Goldman Sachs Legal Bills Could Top $100 Million
And if history is any indication, by the time this is all over, the bills from the lawyers helping defend Goldman's storied Wall Street reputation and actions could soar to over $100 million.
In the last decade, accounting firms KPMG and Arthur Andersen each reportedly spent $50 million fighting federal charges. And given the stakes, the Goldman case could cost double that, especially if the charges move to the criminal realm.
Troy Eid, a former U.S. Attorney General for the state of Colorado, says that even before a company hires a law firm, the bills start piling up. A simple grand jury subpoena, done before any formal investigation gets underway, can cost $100,000 just to get documents ready, he says.
"That's just the tip of the iceberg," says Eid, who oversaw the prosecution of Qwest Communications Chairman and CEO Joe Nacchio in 2005. Nacchio was found guilty of 42 counts of insider trading.
Criminal Defense Costs Big Bucks
Once corporate cases progress to civil fraud, like what's happening now with Goldman Sachs, the legal fees go into overdrive. If a case goes the criminal route, you might as well turn on the spigot. In the Nacchio case, legal bills reportedly reached $70 million.
"This is a tremendously big deal in terms of legal costs," says Eid, who is now in private practice with law firm Greenberg Traurig. "It affects investors, liability insurance, all of which hits the bottom line."
The SEC on April 16 filed a civil suit charging Goldman Sachs and an employee with fraud for allegedly misleading investors or failing to tell them facts that would have affected their financial decisions. The company and employee have denied any wrongdoing.
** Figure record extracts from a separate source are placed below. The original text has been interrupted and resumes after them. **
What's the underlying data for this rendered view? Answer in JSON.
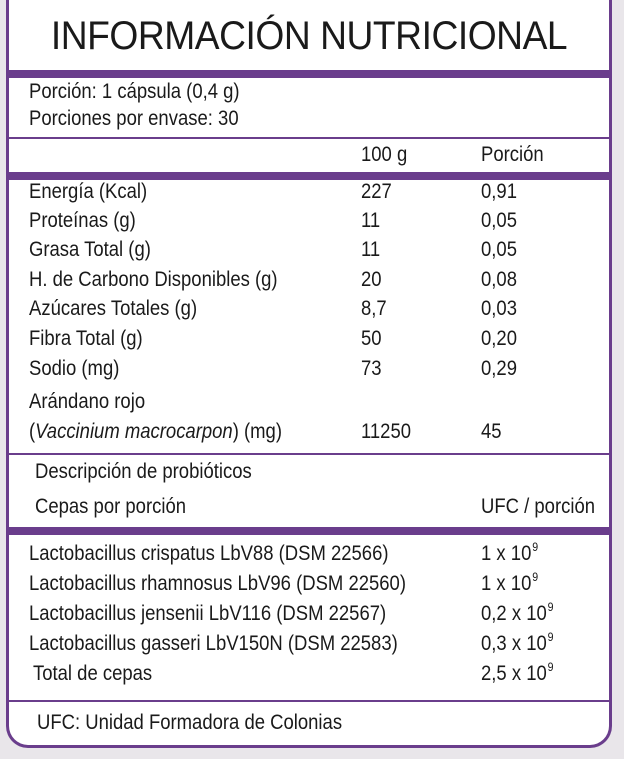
{
  "title": "INFORMACIÓN NUTRICIONAL",
  "serving": {
    "portion": "Porción: 1 cápsula (0,4 g)",
    "per_container_label": "Porciones por envase:",
    "per_container_value": "30"
  },
  "columns": {
    "per100": "100 g",
    "per_portion": "Porción"
  },
  "nutrients": [
    {
      "name": "Energía (Kcal)",
      "per100": "227",
      "portion": "0,91"
    },
    {
      "name": "Proteínas (g)",
      "per100": "11",
      "portion": "0,05"
    },
    {
      "name": "Grasa Total (g)",
      "per100": "11",
      "portion": "0,05"
    },
    {
      "name": "H. de Carbono Disponibles (g)",
      "per100": "20",
      "portion": "0,08"
    },
    {
      "name": "Azúcares Totales (g)",
      "per100": "8,7",
      "portion": "0,03"
    },
    {
      "name": "Fibra Total (g)",
      "per100": "50",
      "portion": "0,20"
    },
    {
      "name": "Sodio (mg)",
      "per100": "73",
      "portion": "0,29"
    }
  ],
  "cranberry": {
    "line1": "Arándano rojo",
    "open": "(",
    "species": "Vaccinium macrocarpon",
    "close": ") (mg)",
    "per100": "11250",
    "portion": "45"
  },
  "probiotics": {
    "heading": "Descripción de probióticos",
    "strains_label": "Cepas por porción",
    "ufc_label": "UFC / porción",
    "strains": [
      {
        "name": "Lactobacillus crispatus LbV88 (DSM 22566)",
        "coef": "1 x 10",
        "exp": "9"
      },
      {
        "name": "Lactobacillus rhamnosus LbV96 (DSM 22560)",
        "coef": "1 x 10",
        "exp": "9"
      },
      {
        "name": "Lactobacillus jensenii LbV116 (DSM 22567)",
        "coef": "0,2 x 10",
        "exp": "9"
      },
      {
        "name": "Lactobacillus gasseri LbV150N (DSM 22583)",
        "coef": "0,3 x 10",
        "exp": "9"
      }
    ],
    "total": {
      "name": "Total de cepas",
      "coef": "2,5 x 10",
      "exp": "9"
    }
  },
  "footnote": "UFC: Unidad Formadora de Colonias",
  "colors": {
    "border": "#6a3d8c"
  }
}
Corporate Attorneys Pay Reaches $1,000 an Hour
On Friday, the Justice Department confirmed that it has opened a criminal investigation over the deals surrounding Goldman's mortgage securities. The firm didn't comment for this article.
Executives for the Wall Street stalwart testified this week in front of a Senate investigative panel about their investments during the time the nation's housing market was collapsing.
Jon May couldn't help notice that during the testimony, each executive was represented by several attorneys. May, chairman of the White Collar Crime Section for The National Association of Criminal Defense Lawyers, conservatively estimates that each of the lawyers was making a minimum $550 an hour, but more likely closer to $1,000.
"We are talking tens of millions of dollars, possibly hundreds, in legal fees for cases like this," May said. "You have a multiple of law firms representing individuals, and all kinds of specialists."
Companies Foot the Bills for Executives
Most companies will pick up the lawyer bills in the civil cases through their insurance plans, but if the investigation goes criminal, all bets are off.
In the criminal case of the R. Allen Stanford alleged Ponzi scheme, insurer Lloyd's of London tried to get out of defending the jailed Texas billionaire and other executives. A judge recently ruled, however that Lloyds must pick up the legal bills.
Lloyd's has said that Stanford's company would pay for up to $100 million in legal fees if executives were accused of crimes.
"Companies don't mind covering the civil part, but it becomes much more difficult to spend money on an employee who may have been engaged in illegal activities," said May, adding that it's difficult to justify to stockholders.
The legal bill clauses have become routine for corporate executives. The government had tried to get KPMG to back off of paying legal bills against the accounting firm's employees in the civil case, but lost a precedent-setting decision that basically killed the government's criminal case against the firm.